Velluet Jean, Noce Antonin Della, Letort Véronique
MICS Laboratory, CentraleSupelec, Paris-Saclay University, Gif-sur-Yvette, France.
Plant Phenomics. 2024 Feb 9;6:0133. doi: 10.34133/plantphenomics.0133. eCollection 2024.
Amid the rise of machine learning models, a substantial portion of plant growth models remains mechanistic, seeking to capture an in-depth understanding of the underlying phenomena governing the system's dynamics. The development of these models typically involves parameter estimation from experimental data. Ensuring that the estimated parameters align closely with their respective "true" values is crucial since they hold biological interpretation, leading to the challenge of uniqueness in the solutions. Structural identifiability analysis addresses this issue under the assumption of perfect observations of system dynamics, whereas practical identifiability considers limited measurements and the accompanying noise. In the literature, definitions for structural identifiability vary only slightly among authors, whereas the concept and quantification of practical identifiability lack consensus, with several indices coexisting. In this work, we provide a unified framework for studying identifiability, accommodating different definitions that need to be instantiated depending on each application case. In a more applicative second step, we focus on three widely used methods for quantifying practical identifiability: collinearity indices, profile likelihood, and average relative error. We show the limitations of their local versions, and we propose a new risk index built on the profile likelihood-based confidence intervals. We illustrate the usefulness of these concepts for plant growth modeling using a discrete-time individual plant growth model, LNAS, and a continuous-time plant population epidemics model. Through this work, we aim to underline the significance of identifiability analysis as a complement to any parameter estimation study and offer guidance to the modeler.

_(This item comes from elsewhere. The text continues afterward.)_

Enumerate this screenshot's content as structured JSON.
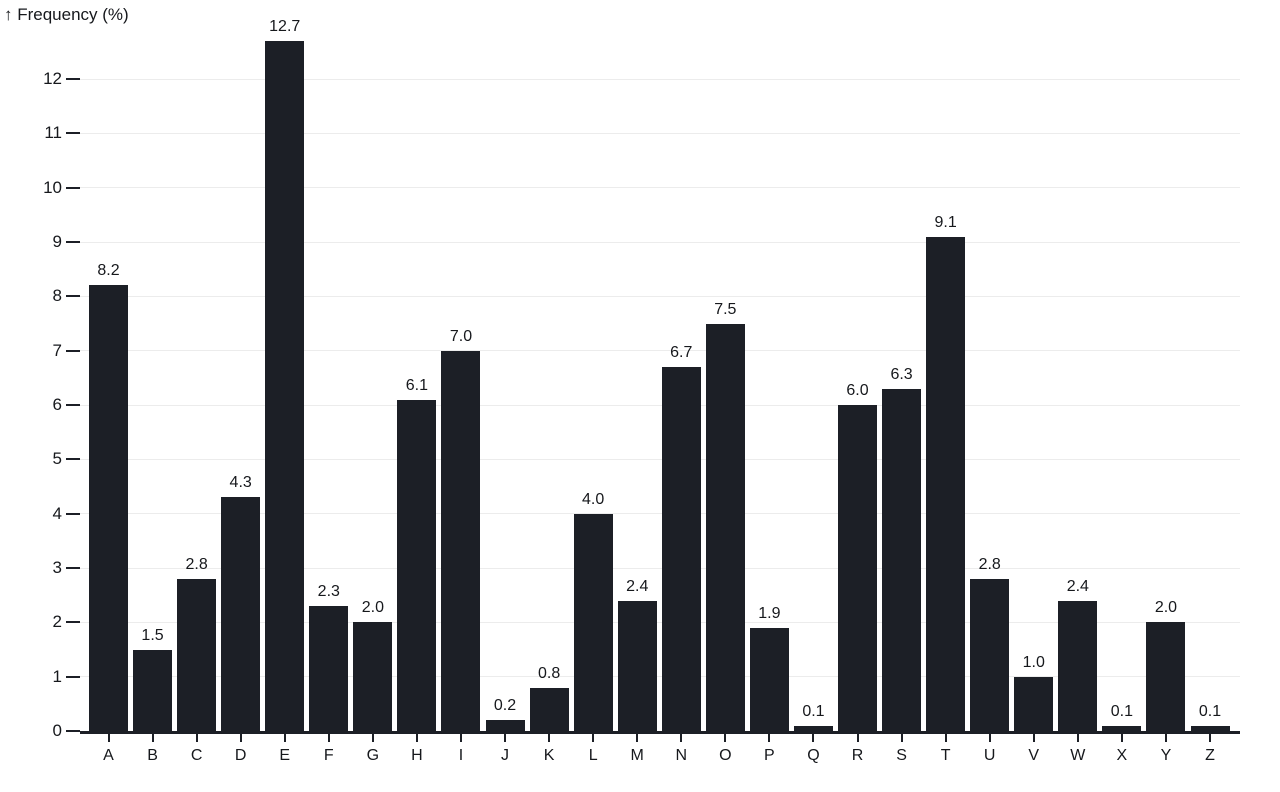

在机器学习模型兴起的背景下,相当一部分植物生长模型仍然是机理模型,旨在深入理解控制系统动态的潜在现象。这些模型的开发通常涉及从实验数据中进行参数估计。确保估计参数与其各自的“真实”值紧密对齐至关重要,因为它们具有生物学解释,这导致了解决方案的唯一性挑战。结构可识别性分析在系统动态完美观测的假设下解决了这个问题,而实际可识别性则考虑有限的测量和伴随的噪声。在文献中,结构可识别性的定义在作者之间仅有细微差异,而实际可识别性的概念和量化缺乏共识,存在多种指标并存的情况。在这项工作中,我们提供了一个统一的框架来研究可识别性,该框架适用于根据每个应用案例进行实例化的不同定义。在更具应用性的第二步中,我们专注于三种广泛用于量化实际可识别性的方法:共线性指标、轮廓似然和平均相对误差。我们展示了它们局部版本的局限性,并基于基于轮廓似然的置信区间提出了一种新的风险指标。我们使用离散时间单株植物生长模型LNAS和连续时间植物种群流行病模型来说明这些概念在植物生长建模中的有用性。通过这项工作,我们旨在强调可识别性分析作为任何参数估计研究补充的重要性,并为建模者提供指导。